The riverscape of Aswan is dominated by the sand-covered hills of the West Bank which is strewn with rock-cut tombs of high-status officials of the Old and Middle Kingdom. At the crest of the hill is the domed tomb of a Muslim prophet which gives the hill its local name, Qubbet el-Hawa or ‘Dome of the Winds’.
The ticket office is to the northern end of the tomb area and a steep climb up several flights of stone steps leads to the upper level of the cemetery where there are around 6 or 7 tombs open to visitors. The guide will usually begin at the southern end of the upper level where the most interesting tombs can be seen. These ancient tombs are roughly cut from the natural rock, and though they are not as well preserved as some of those to be visited in the Luxor or Cairo areas they are well worth seeing. Tombs of this period are usually fairly inaccessible in most places south of Cairo and these show fine examples of hieroglyphic texts detailing the careers of their owners as well as scenes of daily life in the earlier periods. Many of the tombs are linked together as family members added their own chambers.
Tombs 25/26: Sabni and Mekhu The owners of these tombs were father and son, both Overseers of Upper Egypt in Dynasty VI during the reign of Pepy II. Reliefs on the walls of Mekhu’s tomb record his murder while on an expedition in Nubia and the revenge taken by Sabni, his son. He seems to have been buried with much ceremony. The tombs were roughly constructed in Old Kingdom style, with small obelisks at the entrance doorway and an offering table of Mekhu still in situ.
Tomb 31: Sarenput II The next major tomb in the sequence is that of Sarenput II, Overseer of the Priests of Khnum and Commander of the Garrison at Elephantine, dated to the reign of Dynasty XII king, Amenemhet II. This is one of the best preserved tombs at Aswan. It consists of a large chamber with six perfectly symmetrical undecorated pillars and a gallery flanked by six niches each once containing mummiform statues of the deceased prince. The four pillars of a second chamber were decorated with images of Sarenput. Beyond this, a chapel cut deep into the rock is plastered and painted in vivid colours and depicts his wife, a Priestess of Hathor and other family members. In the niche at the back of the chapel Sarenput is named as ‘Hereditary Lord’. This biographical text is very colourful with well-depicted hieroglyphs and shows the cartouche of ‘Nebkaure’ – Amenemhet II as well as an unusual glyph of an elephant. The style of painting and the hieroglyphs are distinctly similar to the Old Kingdom tombs, leading some Egyptologists to suggest that the same artists decorated them and that the length of the 1st Intermediate Period was therefore very short.

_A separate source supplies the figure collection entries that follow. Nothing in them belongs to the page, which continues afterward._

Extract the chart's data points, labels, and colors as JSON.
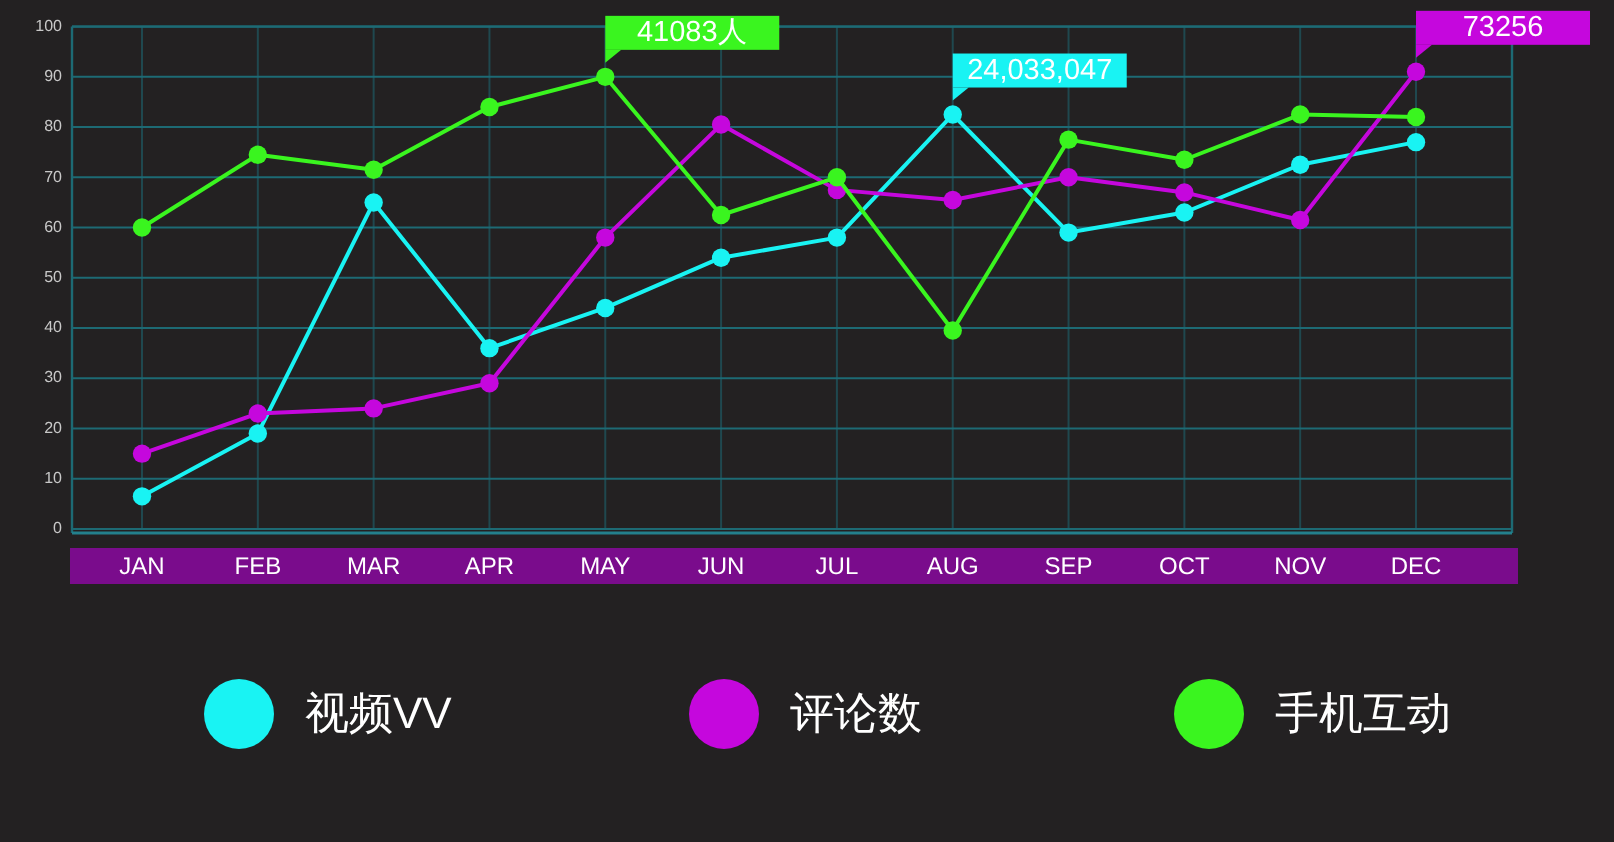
{
  "chart_data": {
    "type": "line",
    "categories": [
      "JAN",
      "FEB",
      "MAR",
      "APR",
      "MAY",
      "JUN",
      "JUL",
      "AUG",
      "SEP",
      "OCT",
      "NOV",
      "DEC"
    ],
    "series": [
      {
        "name": "视频VV",
        "color": "#19f3f3",
        "values": [
          6.5,
          19,
          65,
          36,
          44,
          54,
          58,
          82.5,
          59,
          63,
          72.5,
          77
        ]
      },
      {
        "name": "评论数",
        "color": "#c507dd",
        "values": [
          15,
          23,
          24,
          29,
          58,
          80.5,
          67.5,
          65.5,
          70,
          67,
          61.5,
          91
        ]
      },
      {
        "name": "手机互动",
        "color": "#3af51f",
        "values": [
          60,
          74.5,
          71.5,
          84,
          90,
          62.5,
          70,
          39.5,
          77.5,
          73.5,
          82.5,
          82
        ]
      }
    ],
    "ylim": [
      0,
      100
    ],
    "yticks": [
      0,
      10,
      20,
      30,
      40,
      50,
      60,
      70,
      80,
      90,
      100
    ],
    "grid": true,
    "legend": "bottom",
    "marker": "circle",
    "line_style": "solid",
    "annotations": [
      {
        "text": "41083人",
        "x": "MAY",
        "y": 90
      },
      {
        "text": "24,033,047",
        "x": "AUG",
        "y": 82.5
      },
      {
        "text": "73256",
        "x": "DEC",
        "y": 91
      }
    ]
  }
}
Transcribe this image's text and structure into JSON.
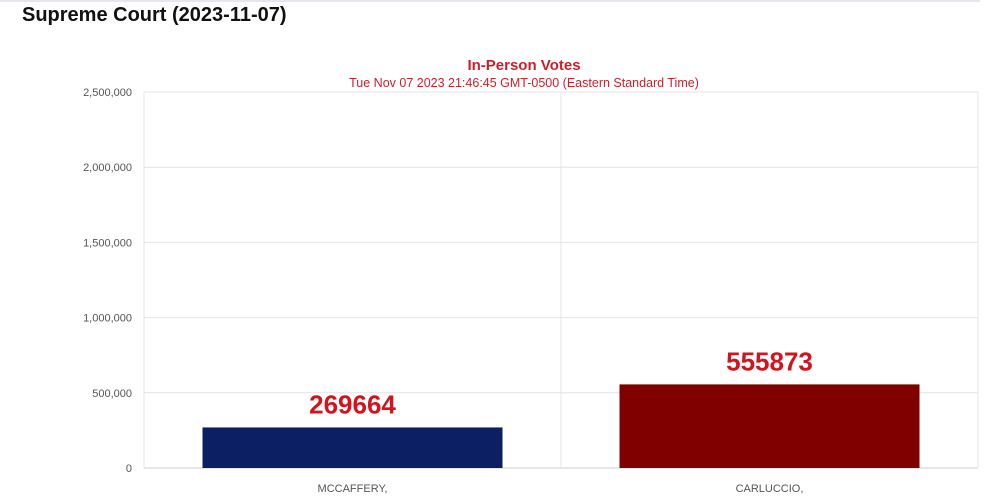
{
  "page": {
    "heading": "Supreme Court (2023-11-07)"
  },
  "colors": {
    "title": "#cc1f2a",
    "grid": "#e4e4e4",
    "axis": "#cfcfcf",
    "series": [
      "#0d1f63",
      "#800000"
    ],
    "data_label": "#d3141c"
  },
  "chart_data": {
    "type": "bar",
    "title": "In-Person Votes",
    "subtitle": "Tue Nov 07 2023 21:46:45 GMT-0500 (Eastern Standard Time)",
    "xlabel": "",
    "ylabel": "",
    "categories": [
      "MCCAFFERY,",
      "CARLUCCIO,"
    ],
    "values": [
      269664,
      555873
    ],
    "data_labels": [
      "269664",
      "555873"
    ],
    "ylim": [
      0,
      2500000
    ],
    "yticks": [
      0,
      500000,
      1000000,
      1500000,
      2000000,
      2500000
    ],
    "ytick_labels": [
      "0",
      "500,000",
      "1,000,000",
      "1,500,000",
      "2,000,000",
      "2,500,000"
    ],
    "grid": true,
    "legend": "none"
  }
}
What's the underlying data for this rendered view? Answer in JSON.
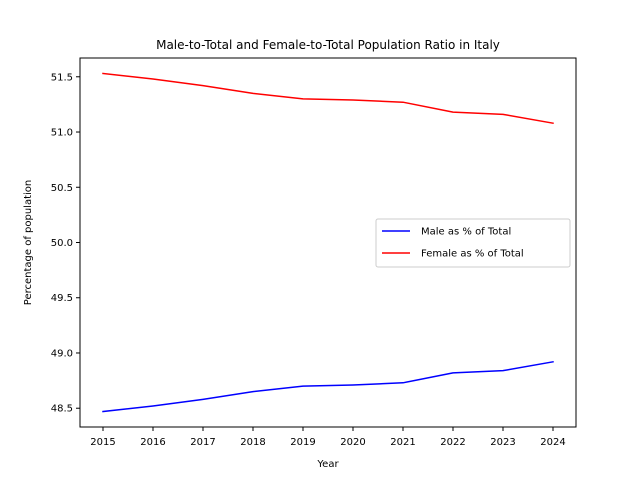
{
  "chart_data": {
    "type": "line",
    "title": "Male-to-Total and Female-to-Total Population Ratio in Italy",
    "xlabel": "Year",
    "ylabel": "Percentage of population",
    "x": [
      2015,
      2016,
      2017,
      2018,
      2019,
      2020,
      2021,
      2022,
      2023,
      2024
    ],
    "xticks": [
      "2015",
      "2016",
      "2017",
      "2018",
      "2019",
      "2020",
      "2021",
      "2022",
      "2023",
      "2024"
    ],
    "ylim": [
      48.33,
      51.67
    ],
    "yticks": [
      48.5,
      49.0,
      49.5,
      50.0,
      50.5,
      51.0,
      51.5
    ],
    "yticklabels": [
      "48.5",
      "49.0",
      "49.5",
      "50.0",
      "50.5",
      "51.0",
      "51.5"
    ],
    "grid": false,
    "legend_position": "center-right",
    "series": [
      {
        "name": "Male as % of Total",
        "color": "#0000ff",
        "values": [
          48.47,
          48.52,
          48.58,
          48.65,
          48.7,
          48.71,
          48.73,
          48.82,
          48.84,
          48.92
        ]
      },
      {
        "name": "Female as % of Total",
        "color": "#ff0000",
        "values": [
          51.53,
          51.48,
          51.42,
          51.35,
          51.3,
          51.29,
          51.27,
          51.18,
          51.16,
          51.08
        ]
      }
    ]
  }
}
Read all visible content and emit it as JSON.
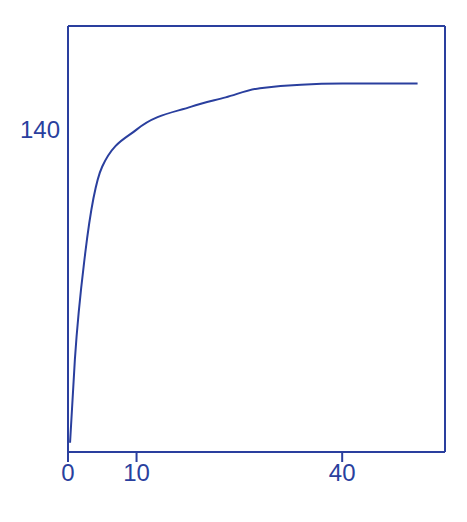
{
  "chart_data": {
    "type": "line",
    "x": [
      0.3,
      1,
      2.5,
      5,
      10,
      18,
      23,
      28,
      40,
      51
    ],
    "values": [
      4,
      40,
      86,
      124,
      140,
      150,
      154,
      158,
      160,
      160
    ],
    "color": "#2a3f9e",
    "xlim": [
      0,
      55
    ],
    "xticks": [
      0,
      10,
      40
    ],
    "ylim": [
      0,
      185
    ],
    "yticks": [
      140
    ],
    "grid": false,
    "marker": "none"
  }
}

Tomb 31: Khunes This is a Dynasty VI tomb, its owner Khunes was a Lector Priest and Chancellor. A side chamber to the left of the entrance was re-used as a Coptic cell and another chamber on an upper level was a serdab. The tomb contains scenes of the deceased and his family in daily life.
Tomb 31: Harkhuf Harkhuf was an Overseer of Foreign Troops during the reigns of Pepy I, Merenre and Pepy II in Dynasty VI. This tomb is famous for Harkhuf’s biographical text and a copy of a letter from Pepy II requesting that Harkhuf should hurry to bring the young king a dancing pigmy from an expedition into Africa.
Tomb 35: Pepynakht (also called Heqa-ib) The owner of this tomb was another Overseer of Foreign Troops during the reign of Pepy II of Dynasty VI. The tomb has a columned façade, biographical texts and good reliefs showing hunting and bull-fighting scenes. Heqa-ib was the deified official whose cult chapel stood on Elephantine Island.
Tomb 36: Sarenput I The last major tomb on the upper level dates from Dynasty XII and the reign of Senwosret I. Sarenput I was a Governor of Elephantine and Overseer of the Priests of Satis. A columned court has scenes on the rear walls of the deceased hunting and fishing with his dogs and his sandal-bearer. In a hall with four columns there are scenes of daily life, a boating scene and a biographical text with finely painted hieroglyphs. A chamber at the rear of the tomb has a ‘false door’.
Note the causeways which run down the hillside from the different cemetery levels. These would have been the original ‘paths’ to the tombs and coffins and burial goods would have been dragged up these steep inclines from the river. At night the whole cemetery area is floodlit and can be seen from all over Aswan.
The tombs are mostly quite deep in the hillside and therefore very dark. Photography is not usually allowed. How to get there To get to the Tombs of the Nobles, there is a ferry which leaves from the northern end of the Corniche. Alternatively you can hire a felucca which will wait and bring you back. You could also combine a visit to the tombs with a longer felucca trip.